Diğer taraftan, Türkiye’nin birliğinin teminatı olan millî ordu, 5 Kasım 2007’de Beyaz Saray’daki Bush-Erdoğan görüşmesi ile düğmesine basılan operasyonlarla yıpratılmış, yetkileri, istihbarat cihazları bile elinden alınarak zaafa uğratılmıştır.
Yine Tayyip Erdoğan Türkiyesi’nde, Libya, Irak, Mısır ve Suriye’de Batı politikası takip edilmiş, Arap Baharı diye bir proje, ABD adına Türkiye’de tezgâhlanmış, Müslümanların birbirini kırmasına “lojistik destek” sunulmuştur.
Irak Dışişleri Bakanı İbrahim Caferi, “Musul topraklarını kirletmeye yönelenler 62’den fazla ve büyük demokrasilerin beşiği olan ülkelere mensup kişilerdi” diyor!
Batı hesabına toplam olarak altı milyon Müslüman’ın öldürülmesine sebep olan bir projenin eş başkanı, nasıl olur da kendi devletini büyük devlet yapabilir? Bu mümkün mü?
* * *
Suriye Türkmen Meclisi Başkanı Abdurrahman Mustafa, “Son 4.5 yılda, Suriye’de 35 bin Türkmen öldürüldü, bir milyona yakın Türkmen yer değiştirdi” diyor.
35 bin Türkmen de Müslüman’dı, onlar da yaşasaydı Ramazan’da oruç tutacaklardı!

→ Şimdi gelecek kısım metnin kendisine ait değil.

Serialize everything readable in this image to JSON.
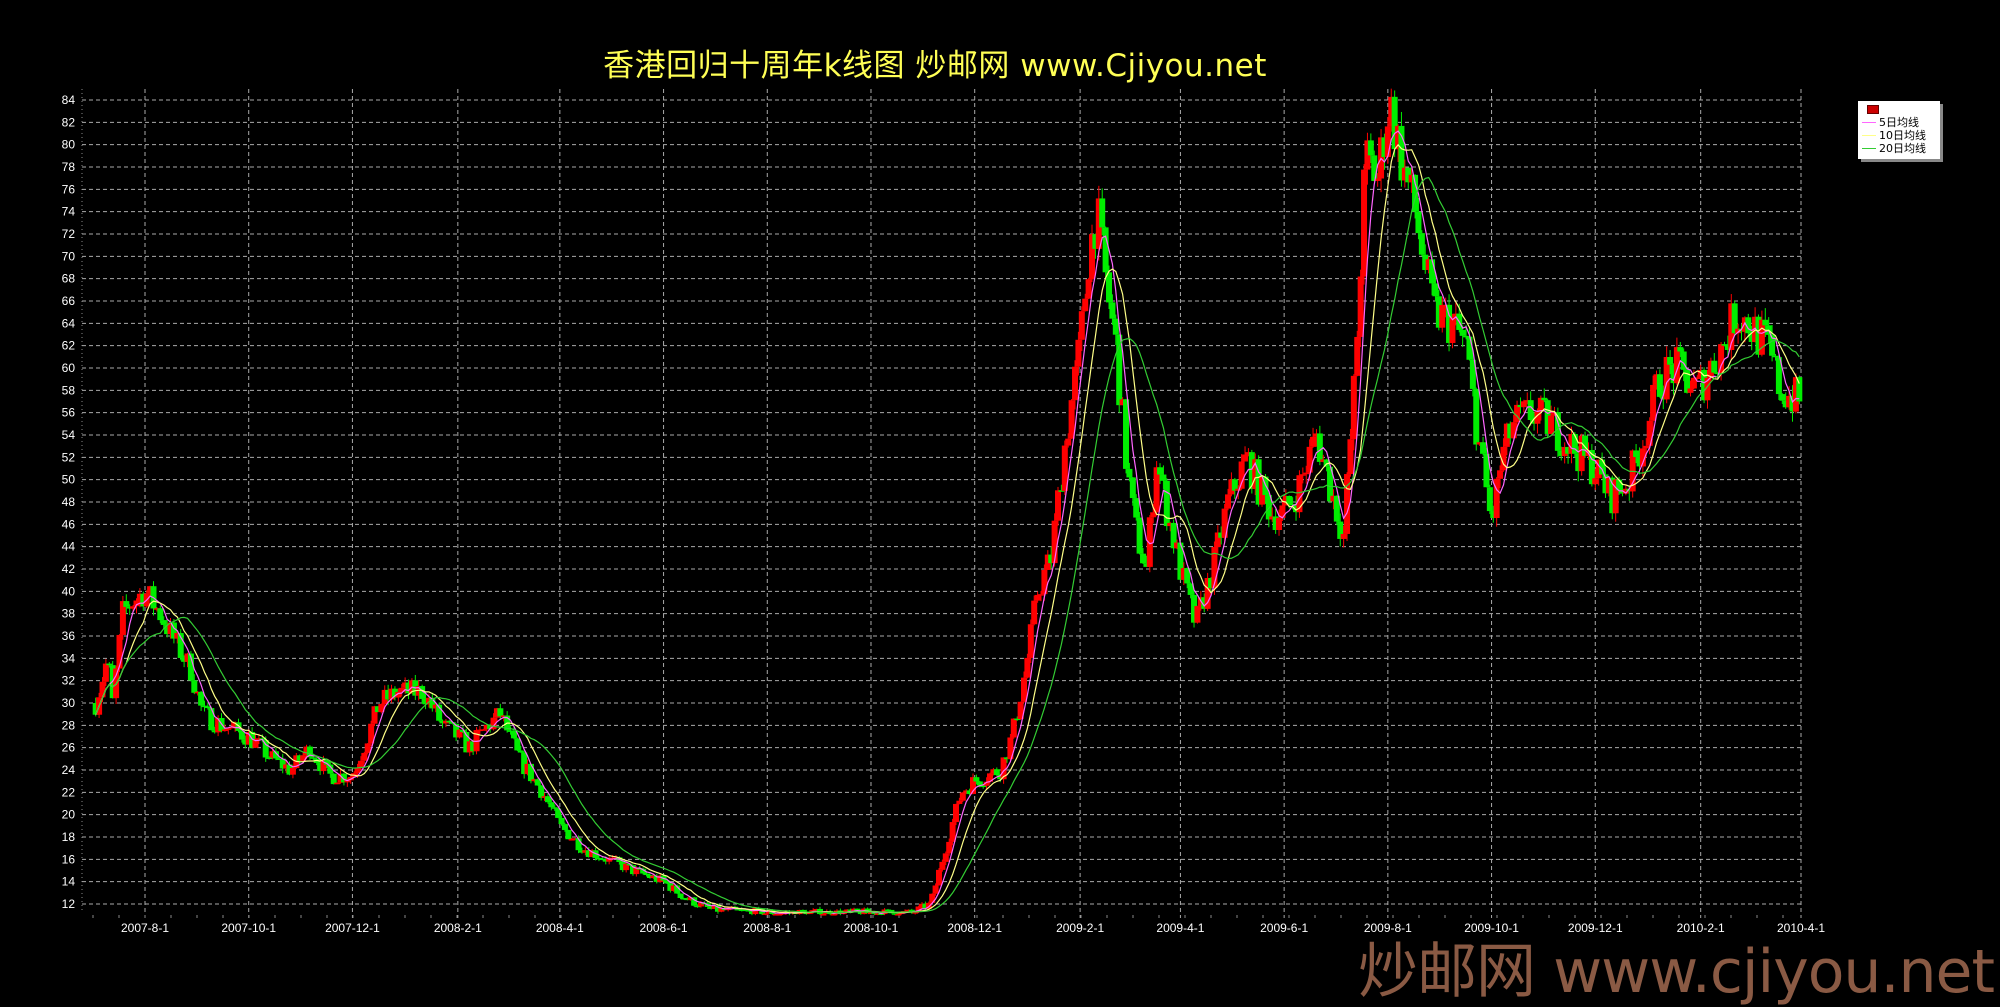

Ama Amerikalılar, IŞİD’i bombalıyorum derken, Suriye Türkmenlerini kovalıyor ve Büyük İsrail koridorunu PKK’ya açtırıyor!
“Büyük devlet”in Türkiye’deki taşeron liderleri ise burunlarının dibinde 35 bin Türk’ün öldürülmesini görmüyor ama yine büyük devlet hesabına Çin’deki “oruç bozdurma” baskılarını gündeme getirerek, sözde milliyetçilik oynuyor!